Fraction Division with Unlike Denominators

Study Notes

Fraction Division: Dividing Fractions with Unlike Denominators

When it comes to solving mathematical problems involving fractions, one of the most common operations is division. However, this operation can become tricky when dealing with fractions that have different denominators, known as unlike fractions. In such cases, you cannot simply divide two numbers because they don't share a common factor. Instead, you need to find a common denominator before performing the division. Let's dive deeper into how to solve fraction divisions with unlike denominators.

Finding Common Denominators

Before dividing fractions, you must first ensure that they share a common denominator. A common denominator is a number that appears in both the numerator and the denominator of each fraction. To find the common denominator of unlike fractions, follow these steps:

List all the denominators, including their prime factors.
Identify the greatest common divisor (GCD) of all the denominators. This is your common denominator. It may also be called the lowest common multiple (LCM).

For example, if we want to find the common denominator of (\frac{1}{3}), (\frac{1}{4}), and (\frac{1}{5}), we would list their denominators: (3), (4), and (5), respectively. Then, we identify their GCD or LCM, which in this case is (12): ((3 * 2)(4 * 1)(1 * 5) = 12). Therefore, the common denominator for these three fractions is (12).

Converting Fractions to Equivalent Fractions with a Common Denominator

Once you have found the common denominator, the next step is to convert each fraction into equivalent fractions with the new denominator. An equivalent fraction is a fraction that has the same value as the original fraction, but with different numerators and denominators. To convert a fraction to an equivalent fraction with a given denominator, follow these steps:

Divide the denominator by the new denominator.
Multiply the numerator and the denominator by the same number (the result from step 1).
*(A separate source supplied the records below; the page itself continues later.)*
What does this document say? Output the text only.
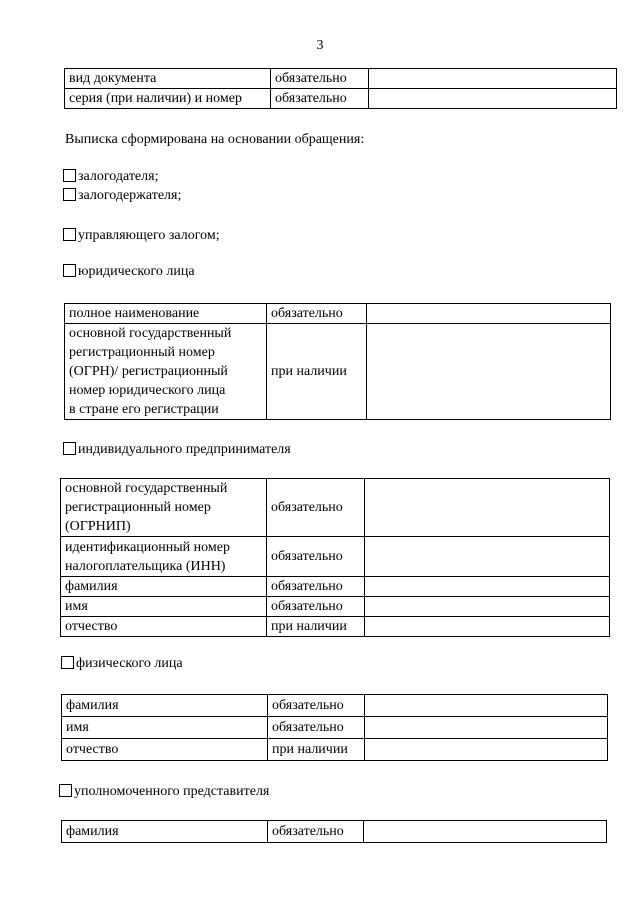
3
вид документа	обязательно	
серия (при наличии) и номер	обязательно	
Выписка сформирована на основании обращения:
залогодателя;
залогодержателя;
управляющего залогом;
юридического лица
полное наименование	обязательно	

основной государственный
регистрационный номер
(ОГРН)/ регистрационный
номер юридического лица
в стране его регистрации	при наличии	
индивидуального предпринимателя
основной государственный
регистрационный номер
(ОГРНИП)	обязательно	

идентификационный номер
налогоплательщика (ИНН)	обязательно	
фамилия	обязательно	
имя	обязательно	
отчество	при наличии	
физического лица
фамилия	обязательно	
имя	обязательно	
отчество	при наличии	
уполномоченного представителя
фамилия	обязательно	
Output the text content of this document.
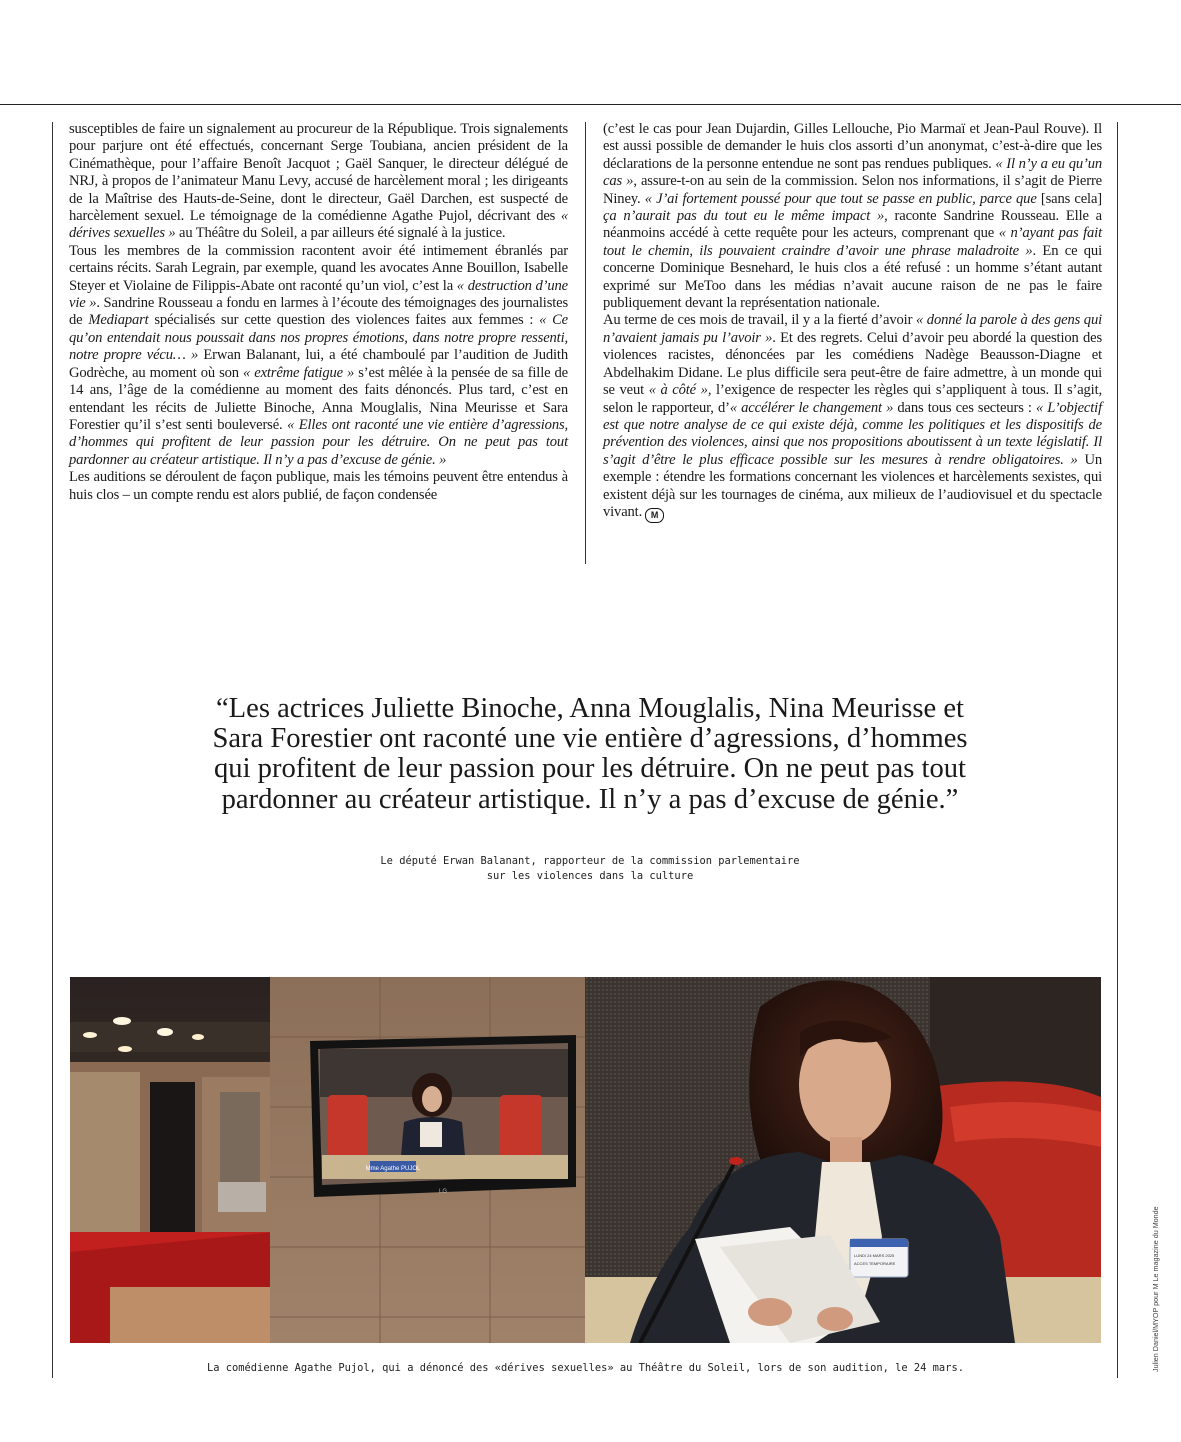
susceptibles de faire un signalement au procureur de la République. Trois signalements pour parjure ont été effectués, concernant Serge Toubiana, ancien président de la Cinémathèque, pour l’affaire Benoît Jacquot ; Gaël Sanquer, le directeur délégué de NRJ, à propos de l’animateur Manu Levy, accusé de harcèlement moral ; les dirigeants de la Maîtrise des Hauts-de-Seine, dont le directeur, Gaël Darchen, est suspecté de harcèlement sexuel. Le témoignage de la comédienne Agathe Pujol, décrivant des « dérives sexuelles » au Théâtre du Soleil, a par ailleurs été signalé à la justice.

Tous les membres de la commission racontent avoir été intimement ébranlés par certains récits. Sarah Legrain, par exemple, quand les avocates Anne Bouillon, Isabelle Steyer et Violaine de Filippis-Abate ont raconté qu’un viol, c’est la « destruction d’une vie ». Sandrine Rousseau a fondu en larmes à l’écoute des témoignages des journalistes de Mediapart spécialisés sur cette question des violences faites aux femmes : « Ce qu’on entendait nous poussait dans nos propres émotions, dans notre propre ressenti, notre propre vécu… » Erwan Balanant, lui, a été chamboulé par l’audition de Judith Godrèche, au moment où son « extrême fatigue » s’est mêlée à la pensée de sa fille de 14 ans, l’âge de la comédienne au moment des faits dénoncés. Plus tard, c’est en entendant les récits de Juliette Binoche, Anna Mouglalis, Nina Meurisse et Sara Forestier qu’il s’est senti bouleversé. « Elles ont raconté une vie entière d’agressions, d’hommes qui profitent de leur passion pour les détruire. On ne peut pas tout pardonner au créateur artistique. Il n’y a pas d’excuse de génie. »

Les auditions se déroulent de façon publique, mais les témoins peuvent être entendus à huis clos – un compte rendu est alors publié, de façon condensée

(c’est le cas pour Jean Dujardin, Gilles Lellouche, Pio Marmaï et Jean-Paul Rouve). Il est aussi possible de demander le huis clos assorti d’un anonymat, c’est-à-dire que les déclarations de la personne entendue ne sont pas rendues publiques. « Il n’y a eu qu’un cas », assure-t-on au sein de la commission. Selon nos informations, il s’agit de Pierre Niney. « J’ai fortement poussé pour que tout se passe en public, parce que [sans cela] ça n’aurait pas du tout eu le même impact », raconte Sandrine Rousseau. Elle a néanmoins accédé à cette requête pour les acteurs, comprenant que « n’ayant pas fait tout le chemin, ils pouvaient craindre d’avoir une phrase maladroite ». En ce qui concerne Dominique Besnehard, le huis clos a été refusé : un homme s’étant autant exprimé sur MeToo dans les médias n’avait aucune raison de ne pas le faire publiquement devant la représentation nationale.

Au terme de ces mois de travail, il y a la fierté d’avoir « donné la parole à des gens qui n’avaient jamais pu l’avoir ». Et des regrets. Celui d’avoir peu abordé la question des violences racistes, dénoncées par les comédiens Nadège Beausson-Diagne et Abdelhakim Didane. Le plus difficile sera peut-être de faire admettre, à un monde qui se veut « à côté », l’exigence de respecter les règles qui s’appliquent à tous. Il s’agit, selon le rapporteur, d’« accélérer le changement » dans tous ces secteurs : « L’objectif est que notre analyse de ce qui existe déjà, comme les politiques et les dispositifs de prévention des violences, ainsi que nos propositions aboutissent à un texte législatif. Il s’agit d’être le plus efficace possible sur les mesures à rendre obligatoires. » Un exemple : étendre les formations concernant les violences et harcèlements sexistes, qui existent déjà sur les tournages de cinéma, aux milieux de l’audiovisuel et du spectacle vivant. M

“Les actrices Juliette Binoche, Anna Mouglalis, Nina Meurisse et Sara Forestier ont raconté une vie entière d’agressions, d’hommes qui profitent de leur passion pour les détruire. On ne peut pas tout pardonner au créateur artistique. Il n’y a pas d’excuse de génie.”

Le député Erwan Balanant, rapporteur de la commission parlementaire
sur les violences dans la culture

Mme Agathe PUJOL
LG
LUNDI 24 MARS 2025
ACCES TEMPORAIRE

La comédienne Agathe Pujol, qui a dénoncé des «dérives sexuelles» au Théâtre du Soleil, lors de son audition, le 24 mars.	Julien Daniel/MYOP pour M Le magazine du Monde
For example, let's convert (\frac{1}{3}) to an equivalent fraction with a denominator of (12). We divide (12) by (3), which gives us (4). Then, we multiply the numerator (1) and the denominator (3) by (4): ((1 * 4) + (3 * 4) = 4 + 12 = 16). Therefore, the equivalent fraction of (\frac{1}{3}) with a denominator of (12) is (\frac{16}{12}).

Performing the Division

Now that we have equivalent fractions with the same denominator, we can perform the division. To divide two fractions, we simply divide their numerators. For example, to divide (\frac{4}{12}) by (\frac{8}{12}), we can rewrite it as (\frac{4}{12} \div \frac{8}{12}). Then, we divide their numerators: (4) divided by (8), which gives us (\frac{1}{2}). Therefore, (\frac{4}{12} \div \frac{8}{12} = \frac{1}{2}).

Simplifying the Result

Finally, to simplify the result, we can reduce the fraction to its simplest form. If the numerator and the denominator have a common factor, we can divide both by that factor to simplify the fraction. For example, if we have (\frac{3}{5}), we can divide both the numerator and the denominator by (3): (\frac{1}{1} = \frac{1}{5}). Therefore, (\frac{3}{5} = \frac{1}{5}).

In conclusion, dividing fractions with unlike denominators involves finding a common denominator, converting each fraction into equivalent fractions with the common denominator, performing the division, and simplifying the result, if necessary. By following these steps, you can accurately solve fraction division problems with unlike denominators.

Description

Explore the process of dividing fractions with different denominators, also known as unlike fractions. Learn how to find common denominators, convert fractions to equivalent forms, perform the division, and simplify the results. Mastering these steps will help you tackle fraction division problems effortlessly.